ところが今回、○○先生が参加者一人ひとりの状況に合わせて、その違いを実感させてくれたのである。
これは本当に得難い体験だった。

感覚入力は、身体を元に戻そうと介入するために使うのではなさそうだ。
身体が勝手に調整する働きを導くために使うのだろう。
その意味では、感覚は入口に過ぎないのかもしれない。が、この入口が厄介である。
○○先生が「初歩的な感覚」と言われたことも頷けるような気がする。
簡単には扉の入り口に立てなかった。

治療哲学にも「全体論と機械論」という概念がある。
アロパシーは「機械論」で、代替療法は「全体論」で説明されている。
全体論の治療哲学では、身体を分割できない部分の総体とみなし、しかもそこには有機的な関係」があるとみる。

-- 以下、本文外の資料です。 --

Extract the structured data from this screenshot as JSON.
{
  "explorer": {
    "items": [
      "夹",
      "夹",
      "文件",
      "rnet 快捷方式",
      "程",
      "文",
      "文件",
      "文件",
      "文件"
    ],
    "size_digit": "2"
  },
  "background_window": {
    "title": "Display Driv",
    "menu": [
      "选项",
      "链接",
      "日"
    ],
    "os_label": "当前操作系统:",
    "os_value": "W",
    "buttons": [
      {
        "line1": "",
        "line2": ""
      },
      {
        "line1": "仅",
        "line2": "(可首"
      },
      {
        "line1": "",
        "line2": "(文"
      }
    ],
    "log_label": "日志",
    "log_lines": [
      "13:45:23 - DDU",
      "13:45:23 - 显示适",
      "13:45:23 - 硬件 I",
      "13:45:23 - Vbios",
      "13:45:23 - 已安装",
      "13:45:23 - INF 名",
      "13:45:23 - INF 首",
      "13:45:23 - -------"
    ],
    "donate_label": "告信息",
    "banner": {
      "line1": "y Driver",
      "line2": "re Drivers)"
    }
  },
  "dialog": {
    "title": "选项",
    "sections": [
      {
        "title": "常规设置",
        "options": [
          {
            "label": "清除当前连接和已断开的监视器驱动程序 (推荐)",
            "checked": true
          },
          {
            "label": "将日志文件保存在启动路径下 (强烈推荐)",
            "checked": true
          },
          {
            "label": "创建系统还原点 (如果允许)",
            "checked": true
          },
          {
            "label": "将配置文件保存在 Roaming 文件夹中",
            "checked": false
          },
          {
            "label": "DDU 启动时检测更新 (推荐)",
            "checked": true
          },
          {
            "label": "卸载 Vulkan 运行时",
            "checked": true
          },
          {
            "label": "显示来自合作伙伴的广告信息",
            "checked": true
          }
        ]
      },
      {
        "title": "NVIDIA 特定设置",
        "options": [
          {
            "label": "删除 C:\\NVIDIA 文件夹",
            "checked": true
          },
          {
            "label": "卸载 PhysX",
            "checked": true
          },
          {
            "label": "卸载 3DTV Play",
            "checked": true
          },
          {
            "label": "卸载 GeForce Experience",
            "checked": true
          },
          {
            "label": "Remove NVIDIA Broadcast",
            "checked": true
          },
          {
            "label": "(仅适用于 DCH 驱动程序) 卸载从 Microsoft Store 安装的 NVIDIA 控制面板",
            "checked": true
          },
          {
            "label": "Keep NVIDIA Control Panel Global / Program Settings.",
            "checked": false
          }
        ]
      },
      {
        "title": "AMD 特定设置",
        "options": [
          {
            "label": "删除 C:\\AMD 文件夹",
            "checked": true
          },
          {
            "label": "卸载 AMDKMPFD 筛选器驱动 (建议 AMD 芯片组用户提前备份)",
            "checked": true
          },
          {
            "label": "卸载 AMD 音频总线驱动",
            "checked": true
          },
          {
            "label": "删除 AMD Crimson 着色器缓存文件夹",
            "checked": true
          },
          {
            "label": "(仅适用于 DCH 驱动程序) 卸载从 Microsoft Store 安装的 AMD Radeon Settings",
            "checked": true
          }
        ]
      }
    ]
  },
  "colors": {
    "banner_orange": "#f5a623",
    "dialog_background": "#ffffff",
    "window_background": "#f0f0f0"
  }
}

だからといって、身体全体を治療すればいいという話ではない。
それでは単に、「部分の総和」として身体をみていることになるからだ。

そんなことは重々分かっているつもりでも、いざ臨床となると、気になる部分にだけ目が向きやすく、そこに執着するようになる。
だから「部分の有機的な総和」という考え方と、大分ニュアンスが違ってくる。

全体論の治療哲学に立てば、身体のどの部位からであろうと、有機的な全体の調和がもたらされる、はずなのだ。
例えば、下方の足からでも頭部頸部の機能的変化をもたらすことができる。
そんな身体への入力と出力の応答の結果から、「部分の有機的な総和としての身体」という視点を、あらためて感じることになった時間でもあった。

表現を変えれば、このようにも考えられる。
身体において観察できる歪みや症状などは「現象」に他ならない。
それに対して、現象には「それを表現するもの」がある、ということになる。
表現するものと、表現されたものである。
その表現するものを仮に「潜象」と呼ぶと、この「潜象」こそが、実は変化のカギを握っているのだろう。

「潜象」は、なかなか視覚的には捉えがたい。
そして、その「潜象」をつくっている実態も謎なのだろう。
が、私は○○先生の手法と結果を拝見しながら、ある核心的な問題が頭をよぎった。
そこから俯瞰して推論すると、先生が披瀝したいろいろな手法が線や点となり、私の中で結び付いたのである。
とても有難い導きであったが、思い違いかもしれないので、ここではそのことには触れないでおこう。
もしも勘違いであったらトンデモナイことだ。
折を見て書簡にして、推察したことを直接申し上げようかと思う。
「違う!!」とダメ出しされるかもしれないし….、「そんな暇があったら精進しろ!」と、お叱りを受けるかもしれない…。たぶん!。

帰宅してから、まだ感覚が生々しいうちに自分の治療の中にも取り入れてみた。
セミナーで得た感覚と変化を感じながら治療することができたのだが、この感覚の受容は嬉しい限りだった。
家内にも治療を試みた。私にとって、家内は一番の正直な評者でもあるからだ。
家内の体の変化の状態や感想を聞きながら、私の心には躍るものがあった。
それでも、これを継続して活かせることこそが大事だろうと思っている。

○○先生の考え方や手法が、日本の治療家の血脈の中で受け継がれているものであることも知った。
これも誇らしいことであるが、とにかく潜象を自在に操れる治療家の凄さを感じた2日間だった。